The Congresswoman’s outreach also extends further than just those who can vote, as her established online presence invites young people not yet old enough to vote to take an active interest in politics. There is an authenticity in her approach to politics, which many so-called ‘life-long’ politicians fail to capture. Her normality gave her an air of calmness in the craziness of the lead-up to the 2020 election.

On top of this, she is also one of the central personalities in the 2019 Netflix documentary, ‘Knock Down the House’. The film focuses itself on the lives of 4 women trying to challenge members of Congress in their states and make history in the midterm elections of 2018. The celebratory ending of AOC’s campaign juxtaposes with those that lost their elections and gives an insight into the importance of voting.

AOC engages with the real world.
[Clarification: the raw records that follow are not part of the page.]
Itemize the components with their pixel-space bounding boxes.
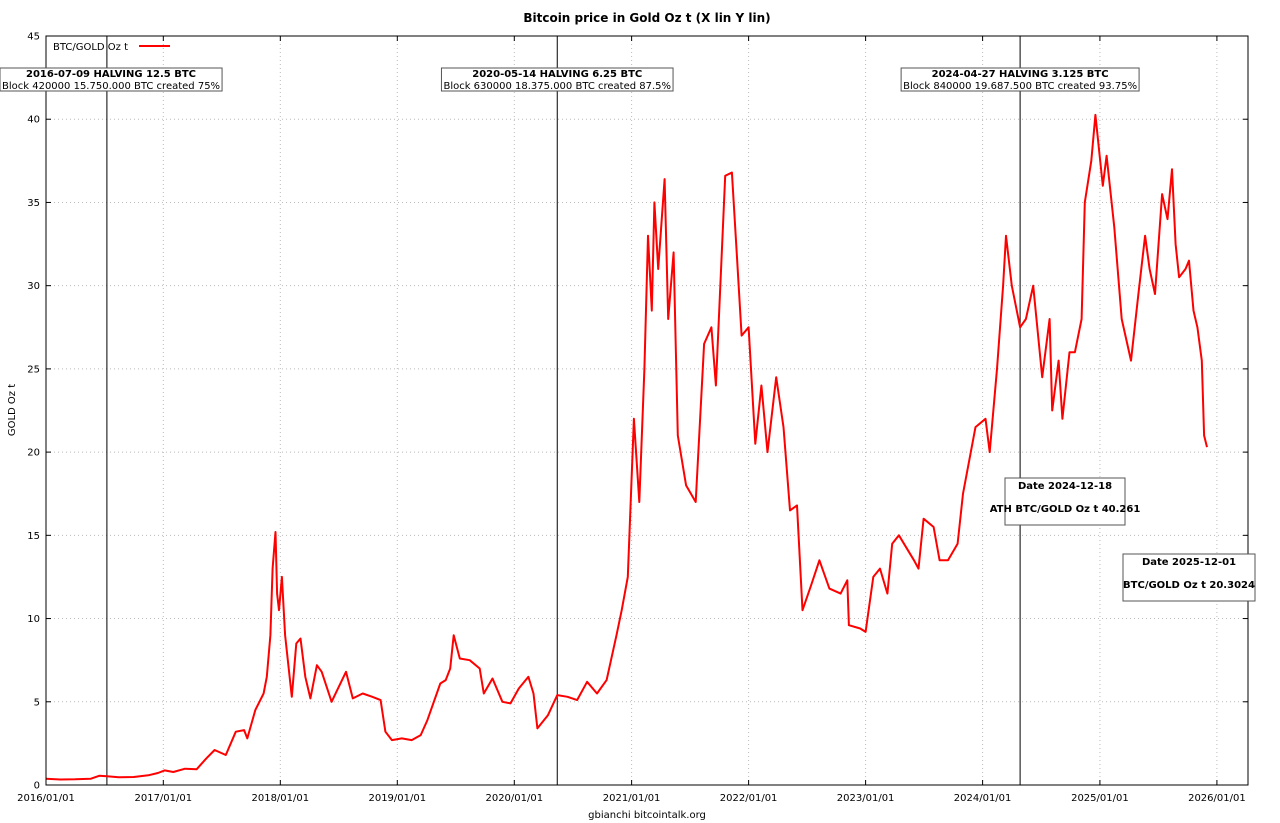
grid	[46, 36, 1248, 785]
x-tick-label: 2019/01/01	[368, 793, 426, 804]
halving-title: 2020-05-14 HALVING 6.25 BTC	[472, 69, 642, 80]
y-tick-label: 40	[27, 115, 40, 126]
y-tick-label: 30	[27, 281, 40, 292]
plot-frame	[45, 35, 1249, 786]
halving-label-box	[0, 67, 223, 92]
chart-title: Bitcoin price in Gold Oz t (X lin Y lin)	[523, 11, 770, 25]
legend-label: BTC/GOLD Oz t	[53, 42, 128, 53]
x-tick-label: 2022/01/01	[720, 793, 778, 804]
x-tick-label: 2023/01/01	[837, 793, 895, 804]
y-tick-label: 45	[27, 32, 40, 43]
x-tick-label: 2020/01/01	[485, 793, 543, 804]
y-tick-label: 10	[27, 614, 40, 625]
x-tick-label: 2021/01/01	[603, 793, 661, 804]
y-tick-label: 25	[27, 364, 40, 375]
halving-title: 2016-07-09 HALVING 12.5 BTC	[26, 69, 196, 80]
info-annotation-line1: Date 2025-12-01	[1142, 557, 1236, 568]
y-axis-label: GOLD Oz t	[7, 384, 18, 436]
halving-subtitle: Block 840000 19.687.500 BTC created 93.7…	[903, 81, 1137, 92]
info-annotation: Date 2025-12-01 BTC/GOLD Oz t 20.3024	[1122, 553, 1256, 602]
x-tick-label: 2026/01/01	[1188, 793, 1246, 804]
info-annotation-box	[1004, 477, 1126, 526]
halving-subtitle: Block 630000 18.375.000 BTC created 87.5…	[443, 81, 671, 92]
legend: BTC/GOLD Oz t	[53, 42, 170, 53]
x-axis-label: gbianchi bitcointalk.org	[588, 810, 706, 821]
info-annotation: Date 2024-12-18 ATH BTC/GOLD Oz t 40.261	[990, 477, 1141, 526]
info-annotation-line2: BTC/GOLD Oz t 20.3024	[1123, 580, 1255, 591]
x-tick-label: 2025/01/01	[1071, 793, 1129, 804]
axis-ticks: 0 5 10 15 20 25 30 35 40 45 2016/01/01 2017/01/01 20…	[17, 32, 1248, 804]
y-tick-label: 20	[27, 448, 40, 459]
halving-label-box	[440, 67, 674, 92]
info-annotation-box	[1122, 553, 1256, 602]
info-annotation-line1: Date 2024-12-18	[1018, 481, 1112, 492]
info-annotation-line2: ATH BTC/GOLD Oz t 40.261	[990, 504, 1141, 515]
halving-title: 2024-04-27 HALVING 3.125 BTC	[932, 69, 1109, 80]
y-tick-label: 15	[27, 531, 40, 542]
x-tick-label: 2024/01/01	[954, 793, 1012, 804]
x-tick-label: 2017/01/01	[134, 793, 192, 804]
x-tick-label: 2016/01/01	[17, 793, 75, 804]
series-line-btc-gold	[45, 113, 1208, 781]
halving-label-box	[900, 67, 1140, 92]
y-tick-label: 5	[34, 697, 40, 708]
halving-subtitle: Block 420000 15.750.000 BTC created 75%	[2, 81, 220, 92]
y-tick-label: 35	[27, 198, 40, 209]
x-tick-label: 2018/01/01	[251, 793, 309, 804]
y-tick-label: 0	[34, 781, 40, 792]
halving-lines	[106, 36, 1021, 785]
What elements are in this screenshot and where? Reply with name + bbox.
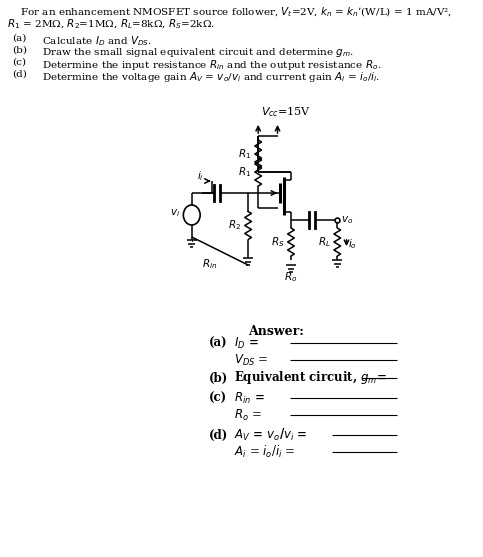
Text: (b): (b)	[12, 46, 27, 55]
Text: $i_o$: $i_o$	[348, 237, 357, 251]
Text: $V_{cc}$=15V: $V_{cc}$=15V	[261, 105, 311, 119]
Text: (a): (a)	[12, 34, 26, 43]
Text: $v_i$: $v_i$	[170, 207, 180, 219]
Text: $v_o$: $v_o$	[341, 214, 353, 226]
Text: For an enhancement NMOSFET source follower, $V_t$=2V, $k_n$ = $k_n$’(W/L) = 1 mA: For an enhancement NMOSFET source follow…	[7, 5, 452, 18]
Text: Equivalent circuit, $g_m$=: Equivalent circuit, $g_m$=	[234, 369, 386, 387]
Text: $R_{in}$: $R_{in}$	[202, 257, 217, 271]
Text: $A_i$ = $i_o$/$i_i$ =: $A_i$ = $i_o$/$i_i$ =	[234, 444, 295, 460]
Text: (d): (d)	[12, 70, 27, 79]
Text: $I_D$ =: $I_D$ =	[234, 335, 259, 350]
Text: $A_V$ = $v_o$/$v_i$ =: $A_V$ = $v_o$/$v_i$ =	[234, 427, 307, 443]
Text: (c): (c)	[12, 58, 26, 67]
Text: $i_i$: $i_i$	[197, 169, 203, 183]
Text: (d): (d)	[209, 428, 228, 442]
Text: $R_L$: $R_L$	[318, 235, 330, 249]
Text: $R_1$: $R_1$	[238, 165, 252, 179]
Text: (a): (a)	[209, 336, 227, 349]
Text: $R_2$: $R_2$	[228, 218, 242, 232]
Text: $R_1$ = 2MΩ, $R_2$=1MΩ, $R_L$=8kΩ, $R_S$=2kΩ.: $R_1$ = 2MΩ, $R_2$=1MΩ, $R_L$=8kΩ, $R_S$…	[7, 17, 215, 31]
Text: Answer:: Answer:	[248, 325, 304, 338]
Text: $R_o$: $R_o$	[284, 270, 298, 284]
Text: (c): (c)	[209, 392, 227, 404]
Text: (b): (b)	[209, 372, 228, 384]
Text: $R_S$: $R_S$	[270, 235, 284, 249]
Text: Determine the input resistance $R_{in}$ and the output resistance $R_o$.: Determine the input resistance $R_{in}$ …	[42, 58, 382, 72]
Text: Determine the voltage gain $A_V$ = $v_o$/$v_i$ and current gain $A_i$ = $i_o$/$i: Determine the voltage gain $A_V$ = $v_o$…	[42, 70, 380, 84]
Text: Draw the small signal equivalent circuit and determine $g_m$.: Draw the small signal equivalent circuit…	[42, 46, 354, 59]
Text: $R_o$ =: $R_o$ =	[234, 408, 262, 423]
Text: Calculate $I_D$ and $V_{DS}$.: Calculate $I_D$ and $V_{DS}$.	[42, 34, 152, 48]
Text: $V_{DS}$ =: $V_{DS}$ =	[234, 353, 268, 368]
Text: $R_1$: $R_1$	[238, 147, 252, 161]
Text: $R_{in}$ =: $R_{in}$ =	[234, 390, 265, 405]
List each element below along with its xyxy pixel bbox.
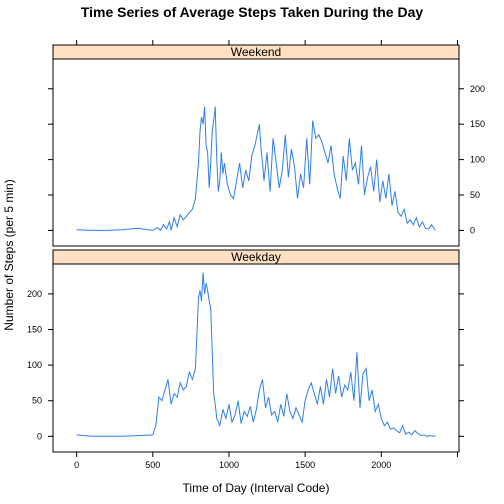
- x-axis-label: Time of Day (Interval Code): [183, 481, 330, 495]
- x-tick-label: 2000: [371, 460, 391, 470]
- weekday-y-tick-label: 50: [32, 396, 42, 406]
- weekend-strip-label: Weekend: [231, 45, 281, 59]
- weekend-y-tick-label: 50: [470, 190, 480, 200]
- weekday-y-tick-label: 0: [37, 431, 42, 441]
- weekday-panel-frame: [52, 263, 460, 453]
- x-tick-label: 500: [145, 460, 160, 470]
- x-tick-label: 1000: [219, 460, 239, 470]
- weekend-y-tick-label: 0: [470, 225, 475, 235]
- weekday-series-line: [76, 272, 436, 437]
- weekday-strip-label: Weekday: [231, 250, 281, 264]
- y-axis-label: Number of Steps (per 5 min): [2, 179, 16, 330]
- weekend-panel-frame: [52, 58, 460, 247]
- weekday-y-tick-label: 150: [27, 325, 42, 335]
- x-tick-label: 0: [74, 460, 79, 470]
- weekend-y-tick-label: 150: [470, 119, 485, 129]
- weekend-y-tick-label: 200: [470, 84, 485, 94]
- weekend-series-line: [76, 106, 436, 232]
- x-tick-label: 1500: [295, 460, 315, 470]
- chart-title: Time Series of Average Steps Taken Durin…: [81, 4, 424, 20]
- weekday-y-tick-label: 100: [27, 360, 42, 370]
- weekend-y-tick-label: 100: [470, 155, 485, 165]
- weekday-y-tick-label: 200: [27, 289, 42, 299]
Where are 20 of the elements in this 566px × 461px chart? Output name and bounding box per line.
Some may disagree with this style of political campaigning, but in reality, AOC is playing to her strengths and what people love about her. Something that has annoyed countless politicians and celebrities, including Piers Morgan, is her past before politics as a waitress and bartender, that many of her supporters relate to. She captures the everyday in many of her online posts. Vanity Fair recently interviewed AOC for ‘Everything Alexandria Ocasio-Cortez Does in a Day’, with AOC stating: “I do get nervous when I post [online]”, suggesting that she is just like any other person. The future of politics relies on connection with younger generations. AOC encapsulates this and politicians across the globe should look to her for advice. Whether they will, is another question.